What does L2 poison mean in CPU?

180 Views Asked by At

I have encountered the same problem as this. What does L2 poison mean?

I'm using AMD CPU.

1

There are 1 best solutions below

0
Peter Cordes On

I'd guess "L2 poison" means setting L2 cache entries to have wrong ECC values, so a cache hit (or even miss?) results in an uncorrectable ECC error. (See also https://lwn.net/Articles/348886/ which talks about "memory poisoning" and Linux's HWPOISON patch from 2009).

In general, "poisoning" in programming is when you initialize something to a state that will fault if used or at least have a recognizable pattern, so you can detected errors like read-uninitialized. For example, MSVC debug builds "poison" stack memory with 0xcc bytes, which forms an invalid pointer that will fault if dereferenced, and be easily recognizable in the fault address of an exception. And it's x86 machine code for an int3 debug breakpoint, in case you somehow manage to jump to a stack address by accident. (This isn't hardening against code-injection, but it could conceivably catch a case where bad inline asm left ESP pointing to a pointer to stack memory instead of a return address.)

IDK if current CPUs actually have a mechanism for software to poison L2 cache, either the whole thing or the entry for a specific cache-line.

In any case, the actual cause of the error in the question you linked appears to be uncorrectable ECC errors in DRAM, or in transmission of data from DRAM to memory controllers. Apparently the machine-check exception or whatever gets raised doesn't distinguish between cache ECC failure vs. DRAM? Or just Linux's driver doesn't?

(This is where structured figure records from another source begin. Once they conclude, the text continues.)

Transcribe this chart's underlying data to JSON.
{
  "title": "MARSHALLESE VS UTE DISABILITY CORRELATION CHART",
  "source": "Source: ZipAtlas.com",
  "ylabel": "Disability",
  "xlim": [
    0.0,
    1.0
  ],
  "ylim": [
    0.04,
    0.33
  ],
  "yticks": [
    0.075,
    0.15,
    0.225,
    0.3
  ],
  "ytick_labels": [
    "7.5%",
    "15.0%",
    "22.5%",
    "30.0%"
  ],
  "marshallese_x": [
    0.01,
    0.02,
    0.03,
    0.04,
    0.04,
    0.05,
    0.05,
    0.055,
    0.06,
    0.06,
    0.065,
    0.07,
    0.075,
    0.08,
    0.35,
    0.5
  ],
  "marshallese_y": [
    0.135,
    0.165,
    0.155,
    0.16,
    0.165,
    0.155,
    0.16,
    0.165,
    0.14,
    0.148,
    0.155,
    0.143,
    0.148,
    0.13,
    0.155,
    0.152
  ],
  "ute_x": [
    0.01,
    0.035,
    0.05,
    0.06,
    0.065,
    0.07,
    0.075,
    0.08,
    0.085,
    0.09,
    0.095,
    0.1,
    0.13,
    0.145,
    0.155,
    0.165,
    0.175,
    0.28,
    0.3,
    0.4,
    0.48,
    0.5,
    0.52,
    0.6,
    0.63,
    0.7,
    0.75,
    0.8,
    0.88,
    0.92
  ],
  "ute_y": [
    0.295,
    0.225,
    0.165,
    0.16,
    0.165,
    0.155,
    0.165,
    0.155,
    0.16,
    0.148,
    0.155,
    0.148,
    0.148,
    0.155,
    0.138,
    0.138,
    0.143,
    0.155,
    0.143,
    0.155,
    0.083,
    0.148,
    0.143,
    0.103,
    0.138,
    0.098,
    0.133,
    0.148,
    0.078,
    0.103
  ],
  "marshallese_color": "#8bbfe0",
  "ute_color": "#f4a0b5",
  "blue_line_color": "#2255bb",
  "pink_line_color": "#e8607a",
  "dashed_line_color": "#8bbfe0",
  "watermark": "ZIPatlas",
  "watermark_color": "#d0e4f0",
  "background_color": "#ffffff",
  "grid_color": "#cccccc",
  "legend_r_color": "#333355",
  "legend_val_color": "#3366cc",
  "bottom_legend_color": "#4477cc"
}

(It's normal for most levels of cache to be protected by ECC, if they're write-back. It's been claimed that Intel L1d caches only use parity to keep overhead low while supporting byte stores and wider misaligned stores with full performance as long as they don't cross a cache-line boundary. Are there any modern CPUs where a cached byte store is actually slower than a word store? - yes, apparently most non-x86! I haven't seen discussion about AMD, but I assume AMD CPUs really do support full-performance unaligned stores in all cases where the same unaligned load wouldn't have any penalty. I phrased it that way because some AMD CPUs have a penalty (and lack of atomicity) for crossing a 32-byte boundary, not just a 64-byte cache-line boundary.)


Semi-related: https://en.wikipedia.org/wiki/Cache_poisoning - Wikipedia only mentions stuff like DNS cache or ARP cache poisoning, where invalid entries actually get used after an attacker created some invalid entries via a vulnerability.